Opinion
No. 570061/19
05-16-2024
Unpublished Opinion
Defendant appeals from a judgment of the Criminal Court of the City of New York, Bronx County (Jeffrey M. Zimmerman, J.), rendered September 17, 2018, convicting him, upon a plea of guilty, of driving while impaired by alcohol, and imposing sentence.
PRESENT: Brigantti, J.P., James, Perez, JJ.
PER CURIAM.
Judgment of conviction (Jeffrey M. Zimmerman, J.), rendered September 17, 2018, affirmed.
Defendant's claim that his guilty plea to driving while ability impaired (see Vehicle and Traffic Law § 1192[1]), a traffic infraction, was invalid because, inter alia, he was not informed of the duration of the conditional discharge is unpreserved (see People v Bush, 38 N.Y.3d 66 [2022]; People v Nazarioortiz, 80 Misc.3d 131 [A], 2023 NY Slip Op 51086[U] [App Term, 1st Dept 2023], lv denied 40 N.Y.3d 1081 [2023]), and we decline to review it in the interest of justice.

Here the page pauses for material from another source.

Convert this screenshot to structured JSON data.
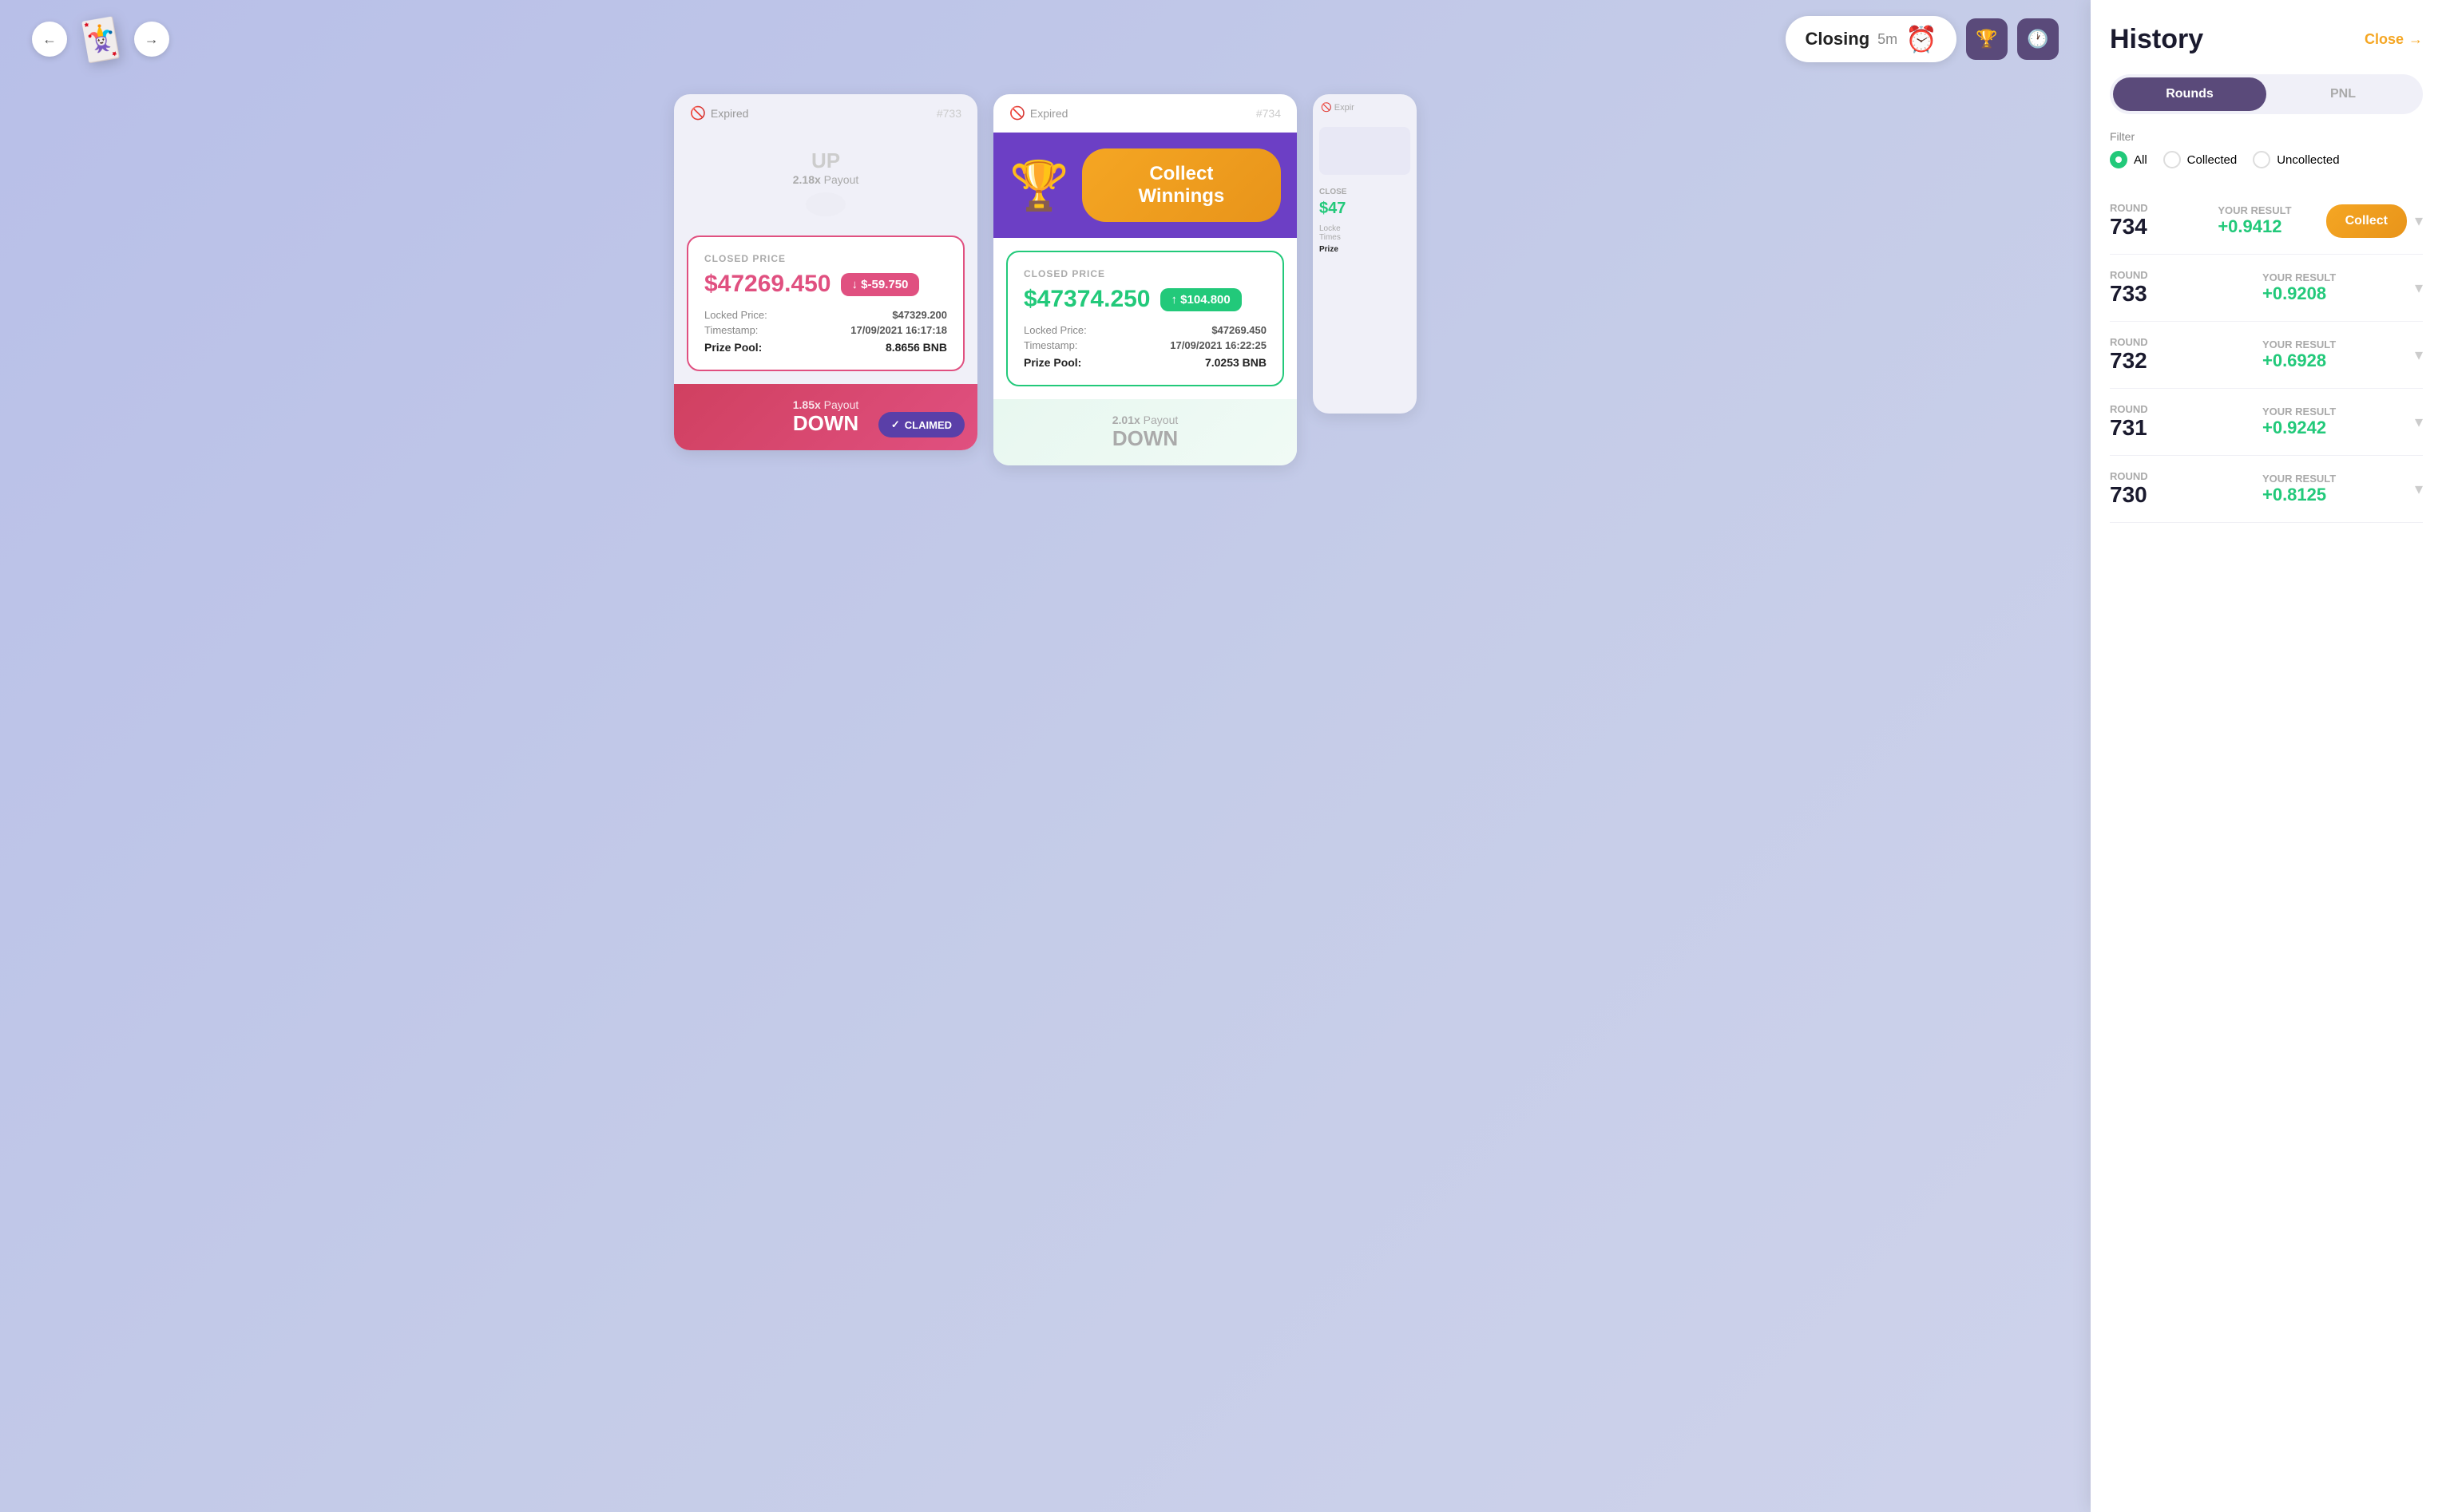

As an alternative holding, we find that the record establishes that the plea was knowing, intelligent and voluntary (see People v Conceicao, 26 N.Y.3d 375 [2015]; People v Sougou, 26 N.Y.3d 1052 [2015]). At the plea colloquy, defendant was informed that he would be sentenced to a "conditional discharge" that "carried with it a couple of conditions," including that he "stay out of trouble and not get arrested for another year" and that he "complete the Impaired Driver's Program." In addition, defendant executed a form acknowledging the "one year" duration of the conditional discharge (see People v Kidd, 105 A.D.3d 1267 [2013], lv denied 21 N.Y.3d 1005 [2013]; People v Kripanidhi, 59 Misc.3d 148[A], 2018 NY Slip Op 50789 [U] [App Term, 1st Dept 2018], lv denied 32 N.Y.3d 938 [2018]; CPL 410.10 [1]).
In any event, even if defendant's plea was defective, his remedy would be to vacate the plea. However, defendant does not request that relief, but instead seeks dismissal of the accusatory instrument, and he expressly asks this Court to affirm his conviction if it does not grant dismissal. Since it cannot be said that no penological purpose would be served by reinstating the information charging, inter alia, aggravated driving while intoxicated (see Vehicle and Traffic Law § 1192[2-a]), a misdemeanor, based upon allegations that defendant operated a motor vehicle while having a.24 blood alcohol content, three times the legal limit, dismissal is not warranted and we therefore affirm on this basis as well (see People v Conceicao, 26 N.Y.3d at 385 n).